Equilibration in the Kac Model using the GTW Metric $d_2$

TL;DR

This paper investigates the rate of convergence to equilibrium in the 1D Kac model using the Fourier-based GTW metric, providing bounds, constructing near-non-converging examples, and discussing propagation of chaos.

Contribution

It introduces bounds on the convergence rate in the GTW metric, constructs examples with minimal convergence, and extends results to the thermostated Kac model.

Findings

Derived an exponential upper bound for the convergence in $d_2$ metric.

Constructed Schwartz densities with negligible convergence over time.

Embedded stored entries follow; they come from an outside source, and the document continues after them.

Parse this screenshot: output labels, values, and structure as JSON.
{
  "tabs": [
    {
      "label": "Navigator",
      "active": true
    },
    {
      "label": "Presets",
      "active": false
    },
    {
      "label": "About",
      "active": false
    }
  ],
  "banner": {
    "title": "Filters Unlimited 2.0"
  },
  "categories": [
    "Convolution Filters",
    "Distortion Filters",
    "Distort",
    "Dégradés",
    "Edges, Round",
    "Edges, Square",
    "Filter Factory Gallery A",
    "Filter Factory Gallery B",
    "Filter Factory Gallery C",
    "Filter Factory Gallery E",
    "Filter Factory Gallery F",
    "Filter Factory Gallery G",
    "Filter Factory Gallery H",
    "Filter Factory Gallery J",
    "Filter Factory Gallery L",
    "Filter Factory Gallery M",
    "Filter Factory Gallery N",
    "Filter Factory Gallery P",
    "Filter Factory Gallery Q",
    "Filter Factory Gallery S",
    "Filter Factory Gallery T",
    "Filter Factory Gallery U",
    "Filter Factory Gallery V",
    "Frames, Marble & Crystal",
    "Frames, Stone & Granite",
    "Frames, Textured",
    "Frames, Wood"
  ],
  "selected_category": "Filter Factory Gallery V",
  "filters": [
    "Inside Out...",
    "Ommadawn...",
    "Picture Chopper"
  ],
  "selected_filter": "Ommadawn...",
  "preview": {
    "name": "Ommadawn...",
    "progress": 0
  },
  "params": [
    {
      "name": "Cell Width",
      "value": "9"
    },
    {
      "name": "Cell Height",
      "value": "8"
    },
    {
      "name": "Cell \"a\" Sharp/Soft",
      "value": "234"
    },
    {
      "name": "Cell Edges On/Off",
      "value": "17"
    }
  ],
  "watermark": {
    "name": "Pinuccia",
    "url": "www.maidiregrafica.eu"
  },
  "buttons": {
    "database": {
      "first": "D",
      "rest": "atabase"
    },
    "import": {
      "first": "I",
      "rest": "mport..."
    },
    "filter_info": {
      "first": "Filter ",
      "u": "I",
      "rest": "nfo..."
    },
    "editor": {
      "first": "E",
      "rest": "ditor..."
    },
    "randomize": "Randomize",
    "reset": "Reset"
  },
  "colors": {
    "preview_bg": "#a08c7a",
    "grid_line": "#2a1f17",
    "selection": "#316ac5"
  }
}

Presented a propagation of chaos result for the thermostated Kac model.

Abstract

We use the Fourier based Gabetta-Toscani-Wennberg (GTW) metric $d_2$ to study the rate of convergence to equilibrium for the Kac model in $1$ dimension. We take the initial velocity distribution of the particles to be a Borel probability measure $\mu$ on $\mathbb{R}^n$ that is symmetric in all its variables, has mean $\vec{0}$ and finite second moment. Let $\mu_t(dv)$ denote the Kac-evolved distribution at time $t$, and let $R_\mu$ be the angular average of $\mu$. We give an upper bound to $d_2(\mu_t, R_\mu)$ of the form $\min\{ B e^{-\frac{4 \lambda_1}{n+3}t}, d_2(\mu,R_\mu)\}$, where $\lambda_1 = \frac{n+2}{2(n-1)}$ is the gap of the Kac model in $L^2$ and $B$ depends only on the second moment of $\mu$. We also construct a family of Schwartz probability densities $\{f_0^{(n)}: \mathbb{R}^n\rightarrow \mathbb{R}\}$ with finite second moments that shows practically no decrease in $d_2(f_0(t), R_{f_0})$ for time at least $\frac{1}{2\lambda}$ with $\lambda$ the rate of the Kac operator. We also present a propagation of chaos result for the partially thermostated Kac model in [14].